Posted by su8overdrive On 2015/12/2 18:05:37
Get a set of Bridgestone 7.00 x 15 R230 LT radials, or the Yokohama equivalent, identical specs the latter, also available at a hefty premium from Diamond Back in South Carolina, if you feel the need for added whitewalls, which many owners in the day thought gauche, tacky. The beauty of these tires is that they come in our 7.00 x 15 bias ply size, and so look right in your fender opening, while giving you all the advantages of radials. Remember, Packard built cars, not batteries, generators, motor oil, brake fluid, tires.

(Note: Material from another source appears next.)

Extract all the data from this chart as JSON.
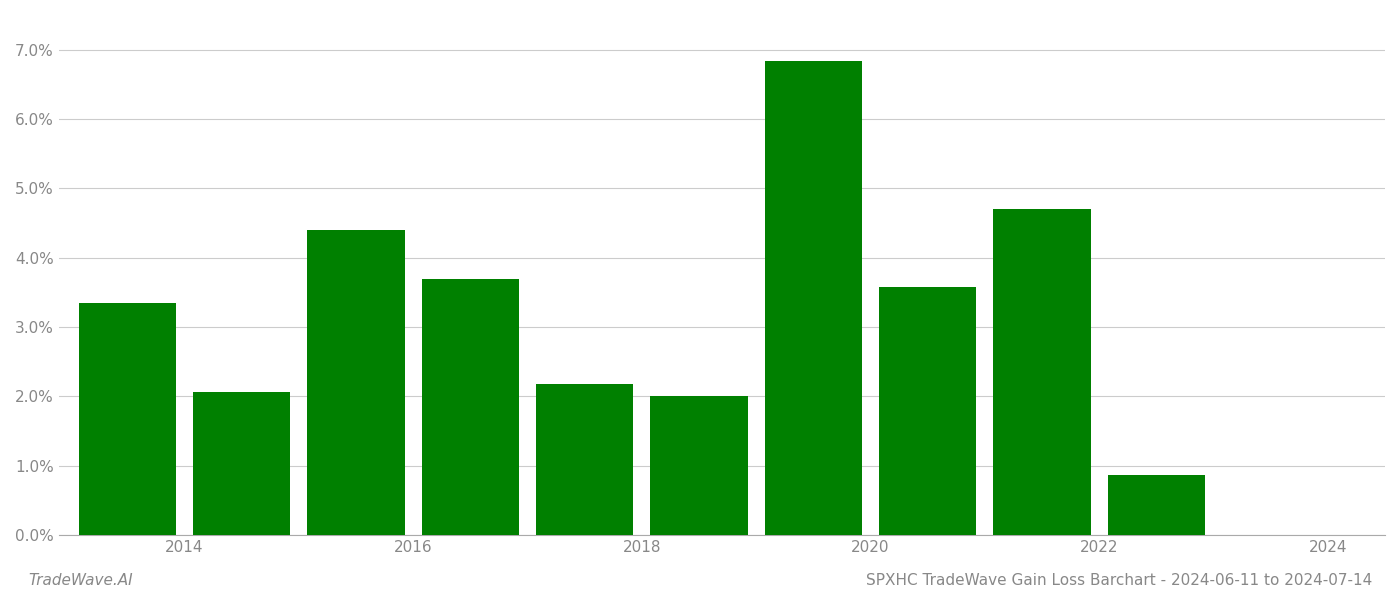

Diamond Back offers, last time we checked, whitewalls vulcanized on Yokohama 7.00/15 bias-sized LT radials, as well as the usual SUV metric radials, which most people use despite not looking right in the fender openings. Only one car in 20 or 30 at any price level had whitewalls in the '30s, '40s, and dear few had fog lights, but that doesn't stop those today allegedly concerned with "is this correct" and scoring points. That the CCCA, PAC and others award perfect scores to 1946-47 cars with whitewalls unavailable when new underscores this mentality. Or gloss-painted engine accessories which were originally matte or semi-gloss black.

Don't take any nonsense about "truck tires" from the same people running 225/235/15R metric SUV tires on their Packards, since big SUVs are built on pick up truck chassis.

Michelin also offered 7.00/15 LT radials per above, identical specs, until the early aughts. Unfortunately, only a few savvy 1941-on Cadillac, Buick, Packard owners knew about them, there otherwise a small market, so Michelin bowed out.
If we don't patronize Bridgestone, Yokohama, we'll be dead in the water, forced to buy bias plies people in a third world wouldn't use, or else metric SUV tires which simply don't look right.

Again, as per Diamond Back, you can vulcanize a wide whitewall on anything, but a good design doesn't need tacked on ephemera, most high-end, top-line cars were free of such dreck originally. Similarly, you rarely saw fog/driving lights on cars in the '30s, '40s, but tell any of this to gotta have it clubbies today and watch the fur fly.